Short Cut to Nirvana: Kumbh Mela
In just over 80 minutes, the documentary Short Cut to Nirvana, by Maurizio Benazzo and Nick Day, offers what amounts to a snapshot of the infinite. The Kumbh Mela (the largest religious festival in the world) that is documented happened in 2001, and one imagines that the filmmakers' first problem was finding a point to enter it, and then, once inside the spiritual city, locating an exit. The directors were rescued by a young monk, Swami Krishnanand, who wears wire-rimmed glasses and guides them through the gurus and their followers, the musical and theatrical performances, the street dancers, the dust, the heat, the cold, the tents, the religious robots, the Internet kiosks, the babble, chanting, singing, preaching, praying, and the burying of live persons. (CHARLES MUDEDE)

Sin City
In purely aesthetic terms, Sin City is without a doubt the ultimate comic-book movie. Dialogue, sets, costumes, even framing--each has been thoroughly copped from the pages of Miller's comics, almost to the point of absurdity. To call the film an adaptation is a massive understatement; this isn't a translation, it's a cut-and-paste job, bringing Miller's twisted vision directly to the screen in all its unfiltered glory. The result is one of the most daring and beautifully made films you'll ever see--too bad, then, that it's as thin as the pages the comic was printed on. (BRADLEY STEINBACHER)

Twin Sisters
A pair of twins, separated after their parents' death, end up in opposition: one marries a Jew, the other marries a Nazi. If they had sat down and thought, "How can we really throw a wrench into our perfect twinness," could they have come up with such an ideal situation?

The Upside of Anger
Secretly sleazy yuppies, oversexed teens, upscale infighting--as a cinematic subject, the exploration of suburbia's dark underbelly could stand to spend some serious time in the ground. The Upside of Anger makes an all-too-blatant grab for the award-friendly glory road well plowed by the likes of American Beauty and Terms of Endearment, yet is nearly redeemed by a cast that wrings out every last bit of potential from the formula. (ANDREW WRIGHT)
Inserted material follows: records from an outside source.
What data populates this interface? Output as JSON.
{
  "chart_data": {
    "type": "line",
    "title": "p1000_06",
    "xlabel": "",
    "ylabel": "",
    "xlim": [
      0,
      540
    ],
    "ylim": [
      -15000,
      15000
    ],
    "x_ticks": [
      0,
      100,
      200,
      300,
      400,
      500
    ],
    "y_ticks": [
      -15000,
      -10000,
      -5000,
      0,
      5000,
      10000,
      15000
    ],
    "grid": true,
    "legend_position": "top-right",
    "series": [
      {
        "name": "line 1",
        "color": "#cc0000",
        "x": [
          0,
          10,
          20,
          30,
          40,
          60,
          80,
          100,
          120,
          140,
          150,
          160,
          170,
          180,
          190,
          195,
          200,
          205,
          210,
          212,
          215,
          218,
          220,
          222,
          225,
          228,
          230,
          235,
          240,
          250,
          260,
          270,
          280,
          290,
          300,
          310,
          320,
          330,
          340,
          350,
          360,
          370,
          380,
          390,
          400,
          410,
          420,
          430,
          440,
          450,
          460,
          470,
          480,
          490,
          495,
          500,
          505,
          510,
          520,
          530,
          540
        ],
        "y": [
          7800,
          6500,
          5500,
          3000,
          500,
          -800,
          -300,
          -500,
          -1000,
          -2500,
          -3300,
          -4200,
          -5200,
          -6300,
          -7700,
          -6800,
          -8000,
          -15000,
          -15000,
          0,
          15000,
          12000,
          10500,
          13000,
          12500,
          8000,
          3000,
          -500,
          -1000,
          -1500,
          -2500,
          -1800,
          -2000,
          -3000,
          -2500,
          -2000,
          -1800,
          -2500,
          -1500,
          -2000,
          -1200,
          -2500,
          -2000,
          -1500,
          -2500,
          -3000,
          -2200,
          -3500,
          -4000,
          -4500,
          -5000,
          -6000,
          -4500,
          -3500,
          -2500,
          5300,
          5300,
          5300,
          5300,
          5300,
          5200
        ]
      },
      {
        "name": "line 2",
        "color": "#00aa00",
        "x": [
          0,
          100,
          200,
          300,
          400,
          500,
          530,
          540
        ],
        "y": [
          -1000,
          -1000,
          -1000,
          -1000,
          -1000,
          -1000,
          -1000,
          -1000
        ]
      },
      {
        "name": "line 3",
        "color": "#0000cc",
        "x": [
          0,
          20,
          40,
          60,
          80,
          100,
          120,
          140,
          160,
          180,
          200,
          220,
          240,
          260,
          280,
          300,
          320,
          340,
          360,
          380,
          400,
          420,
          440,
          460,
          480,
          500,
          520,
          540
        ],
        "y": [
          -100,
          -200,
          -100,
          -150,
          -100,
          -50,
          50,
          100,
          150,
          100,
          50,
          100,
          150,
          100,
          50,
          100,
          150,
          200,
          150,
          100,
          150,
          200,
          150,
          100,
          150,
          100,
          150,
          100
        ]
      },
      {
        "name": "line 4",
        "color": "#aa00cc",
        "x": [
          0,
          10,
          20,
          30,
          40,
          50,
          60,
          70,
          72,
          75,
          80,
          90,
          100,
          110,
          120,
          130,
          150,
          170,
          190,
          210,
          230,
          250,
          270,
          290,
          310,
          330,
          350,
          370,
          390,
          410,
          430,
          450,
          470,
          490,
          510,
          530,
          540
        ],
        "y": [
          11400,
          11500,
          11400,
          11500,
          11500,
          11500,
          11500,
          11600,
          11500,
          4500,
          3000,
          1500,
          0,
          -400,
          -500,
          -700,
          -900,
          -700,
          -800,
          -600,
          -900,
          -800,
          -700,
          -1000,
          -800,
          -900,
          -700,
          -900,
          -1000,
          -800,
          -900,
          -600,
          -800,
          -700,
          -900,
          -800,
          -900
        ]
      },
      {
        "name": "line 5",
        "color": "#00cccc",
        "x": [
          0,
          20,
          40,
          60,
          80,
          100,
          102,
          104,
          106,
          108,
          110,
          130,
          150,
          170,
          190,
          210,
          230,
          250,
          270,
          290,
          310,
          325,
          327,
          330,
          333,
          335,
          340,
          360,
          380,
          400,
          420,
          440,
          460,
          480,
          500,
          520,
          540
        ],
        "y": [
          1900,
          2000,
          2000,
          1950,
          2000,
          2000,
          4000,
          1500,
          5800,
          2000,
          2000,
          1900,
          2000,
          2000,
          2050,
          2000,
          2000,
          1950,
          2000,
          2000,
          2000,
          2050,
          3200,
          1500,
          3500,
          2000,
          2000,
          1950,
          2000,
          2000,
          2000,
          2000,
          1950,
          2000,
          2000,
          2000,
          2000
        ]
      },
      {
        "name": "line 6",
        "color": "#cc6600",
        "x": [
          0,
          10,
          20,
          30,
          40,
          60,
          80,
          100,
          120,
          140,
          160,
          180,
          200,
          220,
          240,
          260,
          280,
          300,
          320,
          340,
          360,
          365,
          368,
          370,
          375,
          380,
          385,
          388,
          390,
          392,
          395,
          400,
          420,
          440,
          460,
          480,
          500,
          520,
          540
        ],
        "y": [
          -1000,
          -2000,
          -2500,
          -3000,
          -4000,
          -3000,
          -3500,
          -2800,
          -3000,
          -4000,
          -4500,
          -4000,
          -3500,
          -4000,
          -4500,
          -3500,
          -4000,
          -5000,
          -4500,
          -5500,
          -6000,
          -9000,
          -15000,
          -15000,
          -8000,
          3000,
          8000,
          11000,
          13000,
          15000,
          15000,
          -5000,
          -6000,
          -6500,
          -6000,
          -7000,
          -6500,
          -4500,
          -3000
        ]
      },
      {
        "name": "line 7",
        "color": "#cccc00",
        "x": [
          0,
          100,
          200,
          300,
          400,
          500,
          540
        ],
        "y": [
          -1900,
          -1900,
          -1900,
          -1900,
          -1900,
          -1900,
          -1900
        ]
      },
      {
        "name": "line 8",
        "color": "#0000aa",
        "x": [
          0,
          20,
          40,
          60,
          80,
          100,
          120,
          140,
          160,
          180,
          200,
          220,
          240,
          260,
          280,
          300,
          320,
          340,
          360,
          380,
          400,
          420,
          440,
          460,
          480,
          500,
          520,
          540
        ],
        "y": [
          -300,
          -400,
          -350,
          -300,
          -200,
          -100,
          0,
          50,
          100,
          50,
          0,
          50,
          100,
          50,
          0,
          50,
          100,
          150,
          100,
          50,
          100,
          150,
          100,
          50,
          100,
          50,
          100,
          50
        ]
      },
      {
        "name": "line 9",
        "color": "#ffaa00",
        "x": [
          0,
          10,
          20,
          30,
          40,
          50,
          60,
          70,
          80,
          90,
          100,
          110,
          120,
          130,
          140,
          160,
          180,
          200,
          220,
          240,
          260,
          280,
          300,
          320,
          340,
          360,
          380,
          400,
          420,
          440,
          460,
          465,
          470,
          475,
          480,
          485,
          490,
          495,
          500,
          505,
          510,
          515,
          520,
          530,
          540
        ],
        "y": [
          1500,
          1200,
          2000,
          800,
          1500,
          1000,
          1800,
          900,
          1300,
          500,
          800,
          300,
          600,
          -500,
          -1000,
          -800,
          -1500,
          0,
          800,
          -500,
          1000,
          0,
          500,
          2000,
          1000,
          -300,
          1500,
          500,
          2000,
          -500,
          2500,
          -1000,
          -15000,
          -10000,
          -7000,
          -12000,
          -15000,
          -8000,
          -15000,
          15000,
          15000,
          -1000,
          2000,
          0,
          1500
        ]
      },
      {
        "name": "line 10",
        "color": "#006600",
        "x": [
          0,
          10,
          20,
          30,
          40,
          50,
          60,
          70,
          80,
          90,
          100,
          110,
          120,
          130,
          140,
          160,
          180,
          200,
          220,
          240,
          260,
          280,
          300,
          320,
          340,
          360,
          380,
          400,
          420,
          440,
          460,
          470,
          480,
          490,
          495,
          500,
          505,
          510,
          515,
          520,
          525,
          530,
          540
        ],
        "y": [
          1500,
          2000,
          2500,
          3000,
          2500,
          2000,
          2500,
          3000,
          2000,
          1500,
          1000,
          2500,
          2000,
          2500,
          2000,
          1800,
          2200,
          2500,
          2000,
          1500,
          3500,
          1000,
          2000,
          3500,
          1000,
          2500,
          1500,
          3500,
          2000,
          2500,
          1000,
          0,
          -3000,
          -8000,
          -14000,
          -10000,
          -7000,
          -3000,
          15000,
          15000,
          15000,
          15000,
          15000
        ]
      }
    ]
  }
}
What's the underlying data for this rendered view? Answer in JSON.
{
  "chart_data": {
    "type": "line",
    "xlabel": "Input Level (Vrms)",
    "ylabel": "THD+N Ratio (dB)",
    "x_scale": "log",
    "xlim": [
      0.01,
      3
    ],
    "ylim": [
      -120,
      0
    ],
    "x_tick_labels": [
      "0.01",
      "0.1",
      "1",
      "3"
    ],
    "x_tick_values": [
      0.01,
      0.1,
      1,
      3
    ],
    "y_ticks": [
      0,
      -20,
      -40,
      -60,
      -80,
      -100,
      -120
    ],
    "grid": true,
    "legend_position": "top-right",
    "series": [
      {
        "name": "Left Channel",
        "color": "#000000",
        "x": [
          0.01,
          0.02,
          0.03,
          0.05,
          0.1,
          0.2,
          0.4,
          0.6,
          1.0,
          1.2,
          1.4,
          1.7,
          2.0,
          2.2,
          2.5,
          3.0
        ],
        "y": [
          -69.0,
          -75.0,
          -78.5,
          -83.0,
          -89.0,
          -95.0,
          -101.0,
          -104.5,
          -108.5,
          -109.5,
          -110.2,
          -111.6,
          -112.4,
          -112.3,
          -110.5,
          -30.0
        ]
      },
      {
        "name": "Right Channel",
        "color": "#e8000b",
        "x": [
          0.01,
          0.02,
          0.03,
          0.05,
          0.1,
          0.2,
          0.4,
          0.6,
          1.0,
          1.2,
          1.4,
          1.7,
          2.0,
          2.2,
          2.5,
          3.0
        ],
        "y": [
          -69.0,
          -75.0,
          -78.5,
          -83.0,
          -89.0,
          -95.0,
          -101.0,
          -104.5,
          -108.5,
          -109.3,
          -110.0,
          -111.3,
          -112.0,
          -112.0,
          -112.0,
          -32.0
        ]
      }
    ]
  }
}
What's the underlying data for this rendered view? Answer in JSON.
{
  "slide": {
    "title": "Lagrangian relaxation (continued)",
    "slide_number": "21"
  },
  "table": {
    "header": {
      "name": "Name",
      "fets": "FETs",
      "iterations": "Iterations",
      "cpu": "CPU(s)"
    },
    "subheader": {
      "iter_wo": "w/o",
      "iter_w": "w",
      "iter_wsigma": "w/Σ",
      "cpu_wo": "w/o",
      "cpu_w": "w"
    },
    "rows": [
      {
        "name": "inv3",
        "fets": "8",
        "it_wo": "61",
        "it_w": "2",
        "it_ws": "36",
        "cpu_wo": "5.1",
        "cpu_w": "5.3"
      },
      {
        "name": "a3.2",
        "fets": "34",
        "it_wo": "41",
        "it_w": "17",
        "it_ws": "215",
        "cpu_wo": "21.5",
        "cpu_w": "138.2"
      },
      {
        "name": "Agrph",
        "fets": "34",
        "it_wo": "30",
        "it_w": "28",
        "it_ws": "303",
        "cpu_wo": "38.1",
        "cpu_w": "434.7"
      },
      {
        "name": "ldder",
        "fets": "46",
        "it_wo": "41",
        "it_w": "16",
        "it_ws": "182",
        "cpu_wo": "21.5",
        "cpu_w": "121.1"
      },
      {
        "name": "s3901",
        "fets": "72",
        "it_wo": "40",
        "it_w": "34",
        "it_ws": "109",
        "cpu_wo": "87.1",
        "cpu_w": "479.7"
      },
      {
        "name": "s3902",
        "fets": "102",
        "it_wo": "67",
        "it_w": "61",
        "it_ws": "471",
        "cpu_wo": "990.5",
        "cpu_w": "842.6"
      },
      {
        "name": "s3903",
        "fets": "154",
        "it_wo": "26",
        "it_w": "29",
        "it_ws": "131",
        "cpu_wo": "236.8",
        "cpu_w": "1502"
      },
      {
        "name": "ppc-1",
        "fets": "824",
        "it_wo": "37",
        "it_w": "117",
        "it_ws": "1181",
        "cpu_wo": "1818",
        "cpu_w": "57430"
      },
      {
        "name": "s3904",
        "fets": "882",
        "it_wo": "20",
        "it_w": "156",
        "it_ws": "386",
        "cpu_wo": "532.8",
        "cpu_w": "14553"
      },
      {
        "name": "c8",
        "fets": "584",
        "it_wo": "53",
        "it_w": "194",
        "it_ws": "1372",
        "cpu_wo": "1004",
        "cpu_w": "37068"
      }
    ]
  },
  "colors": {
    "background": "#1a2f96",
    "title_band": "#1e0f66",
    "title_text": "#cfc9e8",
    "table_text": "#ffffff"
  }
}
The Wild Parrots of Telegraph Hill
On paper, this documentary about the five-year relationship between a gentle, sporadically homeless hippie with no visible means of support and an unruly flock of birds sounds like a recipe for instant tooth decay. Darned if it doesn't work, though. Despite a few unfortunately syrupy music cues and an occasional drift into the land of the overly cutes, director/photographer Judy Irving's film is a refreshingly nonjudgmental, beautifully shot look at a genuine original, and the San Franciscan community that affectionately supports his decidedly unusual drumbeat. Mild tonal sputtering aside, this word-of-mouth art house phenom is the rare movie that honestly earns its sentimentality, with a Zapruderish photographic reveal in the final act that's seriously the most affecting thing I've seen all year. Stock up on Kleenex and take the folks. (ANDREW WRIGHT)

Winter Solstice
Sundance bait from the word go, Josh Sternfeld's downbeat character study Winter Solstice glories in the moments between conflicts which most films take great pains to dispose of. Flashy it certainly ain't, but there's no discounting the value of a decent story well told, especially these days. Set in a sleepy Jersey suburb, the narrative centers on widowed landscaper Jim Winters (Anthony LaPaglia, whose character's surname thankfully represents the movie's one and only case of the cutes). With one son straining to leave the coop and head to Florida, and another seemingly content to spend the rest of his days languishing in summer school, he strikes up a tentative romance with a housesitter down the block (the always welcome Allison Janney). Nothing much else happens, which is probably both the film's greatest strength and commercial weakness. (ANDREW WRIGHT)

XXX: State of the Union
Ice Cube takes over for Vin Diesel as a special agent, blah, blah, blah, nation's capital, blah, blah, blah, BOOM.